When he’d emerged from Three Pines his device had blipped, a few times. All messages from Lacoste. Wondering where he was.
Beauvoir knew what that meant. It meant Gamache was looking for him, probably to finish what he’d started the day before. But then he’d read her last message, sent across the system.
Gamache had resigned. He was out of the S?reté.
It was over.
He glanced at the duck. Why in the world had he agreed to take her? Though he knew the answer to that. It wasn’t that he’d agreed to take her, but that he hadn’t the energy or willpower to fight.
Beauvoir wondered, though, why Ruth had given her to him. He knew how much she loved Rosa, and how much Rosa loved her.
I love you, Ruth had whispered to the duck.

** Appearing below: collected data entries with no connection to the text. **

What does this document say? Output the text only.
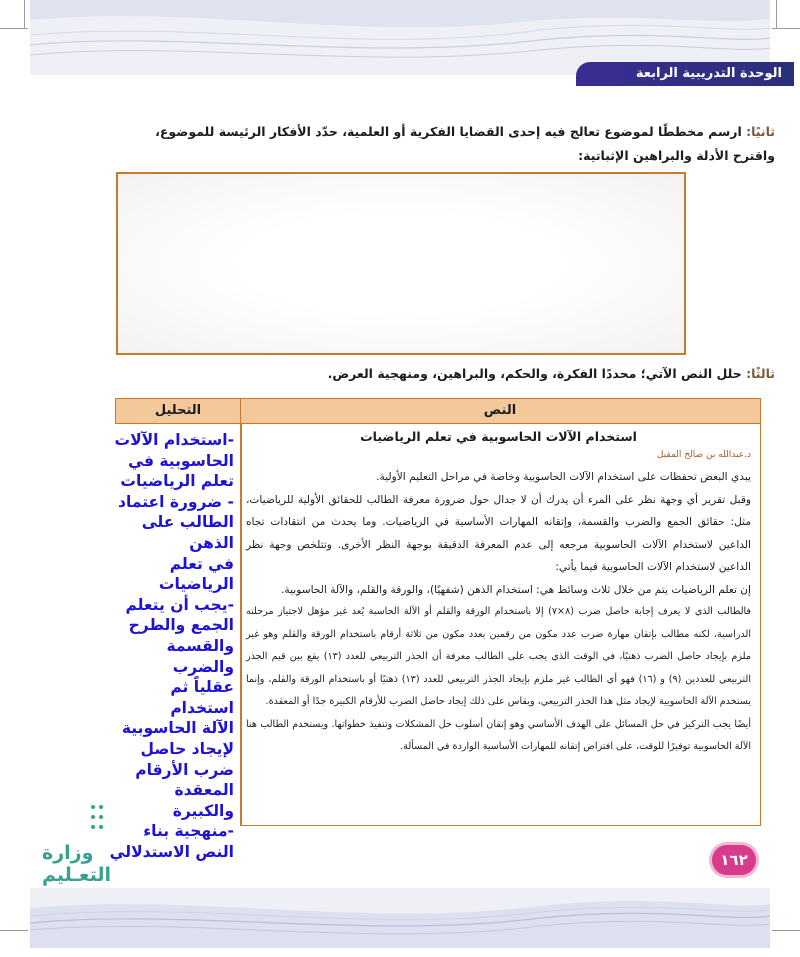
الوحدة التدريبية الرابعة
ثانيًا: ارسم مخططًا لموضوع تعالج فيه إحدى القضايا الفكرية أو العلمية، حدّد الأفكار الرئيسة للموضوع،
واقترح الأدلة والبراهين الإثباتية:
ثالثًا: حلل النص الآتي؛ محددًا الفكرة، والحكم، والبراهين، ومنهجية العرض.
التحليل	النص
استخدام الآلات الحاسوبية في تعلم الرياضيات
د.عبدالله بن صالح المقبل

يبدي البعض تحفظات على استخدام الآلات الحاسوبية وخاصة في مراحل التعليم الأولية.

وقبل تقرير أي وجهة نظر على المرء أن يدرك أن لا جدال حول ضرورة معرفة الطالب للحقائق الأولية للرياضيات، مثل: حقائق الجمع والضرب والقسمة، وإتقانه المهارات الأساسية في الرياضيات. وما يحدث من انتقادات تجاه الداعين لاستخدام الآلات الحاسوبية مرجعه إلى عدم المعرفة الدقيقة بوجهة النظر الأخرى. وتتلخص وجهة نظر الداعين لاستخدام الآلات الحاسوبية فيما يأتي:

إن تعلم الرياضيات يتم من خلال ثلاث وسائط هي: استخدام الذهن (شفهيًا)، والورقة والقلم، والآلة الحاسوبية.

فالطالب الذي لا يعرف إجابة حاصل ضرب (٨×٧) إلا باستخدام الورقة والقلم أو الآلة الحاسبة يُعد غير مؤهل لاجتياز مرحلته الدراسية، لكنه مطالب بإتقان مهارة ضرب عدد مكون من رقمين بعدد مكون من ثلاثة أرقام باستخدام الورقة والقلم وهو غير ملزم بإيجاد حاصل الضرب ذهنيًا، في الوقت الذي يجب على الطالب معرفة أن الجذر التربيعي للعدد (١٣) يقع بين قيم الجذر التربيعي للعددين (٩) و (١٦) فهو أي الطالب غير ملزم بإيجاد الجذر التربيعي للعدد (١٣) ذهنيًا أو باستخدام الورقة والقلم، وإنما يستخدم الآلة الحاسوبية لإيجاد مثل هذا الجذر التربيعي، ويقاس على ذلك إيجاد حاصل الضرب للأرقام الكبيرة جدًا أو المعقدة.

أيضًا يجب التركيز في حل المسائل على الهدف الأساسي وهو إتقان أسلوب حل المشكلات وتنفيذ خطواتها. ويستخدم الطالب هنا الآلة الحاسوبية توفيرًا للوقت، على افتراض إتقانه للمهارات الأساسية الواردة في المسألة.

-استخدام الآلات
الحاسوبية في
تعلم الرياضيات
- ضرورة اعتماد
الطالب على الذهن
في تعلم
الرياضيات
-يجب أن يتعلم
الجمع والطرح
والقسمة والضرب
عقلياً ثم استخدام
الآلة الحاسوبية
لإيجاد حاصل
ضرب الأرقام
المعقدة والكبيرة
-منهجية بناء
النص الاستدلالي
وزارة التعـليم
١٦٢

I love you. But this time the voice didn’t belong to the demented old poet, but to Gamache. In the factory. Bullets slamming into the concrete floor, into the walls. Bam, bam, bam. The clouds of choking, blinding dust. The deafening sounds. The shouts, the shots, the screams.
And Gamache dragging him to safety, and staunching his wound. Even as the bullets hit around them.
The Chief had stared into his eyes and bent over and kissed him on his forehead and whispered, “I love you.”
As Gamache had the day before, when he thought Beauvoir was about to shoot him. Instead of struggling, of fighting back, as he could have, he’d said, I love you.
Jean-Guy Beauvoir knew then that he and Rosa hadn’t been abandoned, they’d been saved.
FORTY-ONE
“Now what?” Gabri asked.
He, Olivier, and Clara had come out from behind the altar, where they’d watched. Clara and Olivier each held one of the simple candlestick holders, and Gabri gripped the crucifix, ready to brain the gunman if he got away from Nichol and Myrna.
But there was no need. The gunman was now gagged and handcuffed to a long wooden pew.